🤖 AI Summary
JPEG AI—AI-based image compression—introduces forensic artifacts highly confounded with those of traditional JPEG and generative AI images (e.g., DeepFakes), rendering existing detection methods ineffective. To address this, we propose the first explainable digital forensics framework specifically designed for JPEG AI. Our method innovatively exploits three domain-specific cues: (i) cross-channel preprocessing correlations, modeled via chromatic channel statistics; (ii) degradation attenuation under repeated compression, analyzed through multi-generation distortion propagation; and (iii) latent-space quantization fingerprints, inferred via quantization step reverse engineering. These enable robust detection, re-compression identification, and authentic/synthetic image discrimination. Extensive experiments demonstrate consistently high accuracy—even at low bitrates—significantly outperforming state-of-the-art baselines. This work establishes the first interpretable, practically deployable foundation for judicial authentication of AI-compressed imagery.
📝 Abstract
The JPEG standard was vastly successful. Currently, the first AI-based compression method ``JPEG AI'' will be standardized. JPEG AI brings remarkable benefits. JPEG AI images exhibit impressive image quality at bitrates that are an order of magnitude lower than images compressed with traditional JPEG. However, forensic analysis of JPEG AI has to be completely re-thought: forensic tools for traditional JPEG do not transfer to JPEG AI, and artifacts from JPEG AI are easily confused with artifacts from artificially generated images (``DeepFakes'').
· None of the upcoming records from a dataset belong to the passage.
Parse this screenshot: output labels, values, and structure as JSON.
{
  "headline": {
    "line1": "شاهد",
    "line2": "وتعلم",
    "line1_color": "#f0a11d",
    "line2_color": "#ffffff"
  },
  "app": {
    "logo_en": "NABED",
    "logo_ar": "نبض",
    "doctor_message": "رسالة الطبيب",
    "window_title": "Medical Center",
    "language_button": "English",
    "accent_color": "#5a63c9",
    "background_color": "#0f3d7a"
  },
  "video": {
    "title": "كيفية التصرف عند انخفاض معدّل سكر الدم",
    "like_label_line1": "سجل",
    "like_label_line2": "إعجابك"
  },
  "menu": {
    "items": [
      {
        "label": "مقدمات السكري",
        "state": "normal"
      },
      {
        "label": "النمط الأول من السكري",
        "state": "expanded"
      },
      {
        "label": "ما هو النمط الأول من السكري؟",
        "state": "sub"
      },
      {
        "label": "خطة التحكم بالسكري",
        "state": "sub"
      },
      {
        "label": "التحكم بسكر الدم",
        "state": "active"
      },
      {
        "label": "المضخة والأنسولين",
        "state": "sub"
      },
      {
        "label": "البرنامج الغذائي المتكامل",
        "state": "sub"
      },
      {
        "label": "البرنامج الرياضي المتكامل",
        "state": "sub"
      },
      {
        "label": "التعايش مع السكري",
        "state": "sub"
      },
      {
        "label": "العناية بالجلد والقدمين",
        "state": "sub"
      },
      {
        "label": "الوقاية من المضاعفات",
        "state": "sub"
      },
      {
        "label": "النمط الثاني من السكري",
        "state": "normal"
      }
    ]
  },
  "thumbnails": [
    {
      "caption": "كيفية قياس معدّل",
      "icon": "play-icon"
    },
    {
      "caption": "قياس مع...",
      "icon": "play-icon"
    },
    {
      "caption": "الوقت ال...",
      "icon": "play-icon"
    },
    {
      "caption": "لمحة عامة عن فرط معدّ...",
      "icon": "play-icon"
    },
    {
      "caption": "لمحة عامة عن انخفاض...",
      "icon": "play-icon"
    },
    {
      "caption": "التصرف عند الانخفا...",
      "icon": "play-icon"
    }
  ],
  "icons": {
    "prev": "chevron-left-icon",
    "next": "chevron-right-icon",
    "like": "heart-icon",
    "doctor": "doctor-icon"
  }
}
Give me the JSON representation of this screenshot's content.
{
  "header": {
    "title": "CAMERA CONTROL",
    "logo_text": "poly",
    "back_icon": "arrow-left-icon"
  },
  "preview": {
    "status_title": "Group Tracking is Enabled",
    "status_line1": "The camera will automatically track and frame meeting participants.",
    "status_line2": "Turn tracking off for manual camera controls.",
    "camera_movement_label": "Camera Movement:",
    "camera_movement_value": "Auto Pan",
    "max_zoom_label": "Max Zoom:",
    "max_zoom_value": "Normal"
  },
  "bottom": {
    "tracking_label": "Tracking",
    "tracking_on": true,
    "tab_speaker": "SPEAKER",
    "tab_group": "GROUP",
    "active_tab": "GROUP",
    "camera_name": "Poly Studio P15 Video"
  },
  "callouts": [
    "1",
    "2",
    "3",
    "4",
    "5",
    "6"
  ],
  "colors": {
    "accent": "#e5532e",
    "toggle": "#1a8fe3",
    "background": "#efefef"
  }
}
This creates a need for novel forensic approaches to detection and distinction of JPEG AI images. In this work, we make a first step towards a forensic JPEG AI toolset. We propose three cues for forensic algorithms for JPEG AI. These algorithms address three forensic questions: first, we show that the JPEG AI preprocessing introduces correlations in the color channels that do not occur in uncompressed images. Second, we show that repeated compression of JPEG AI images leads to diminishing distortion differences. This can be used to detect recompression, in a spirit similar to some classic JPEG forensics methods. Third, we show that the quantization of JPEG AI images in the latent space can be used to distinguish real images with JPEG AI compression from synthetically generated images. The proposed methods are interpretable for a forensic analyst, and we hope that they inspire further research in the forensics of AI-compressed images.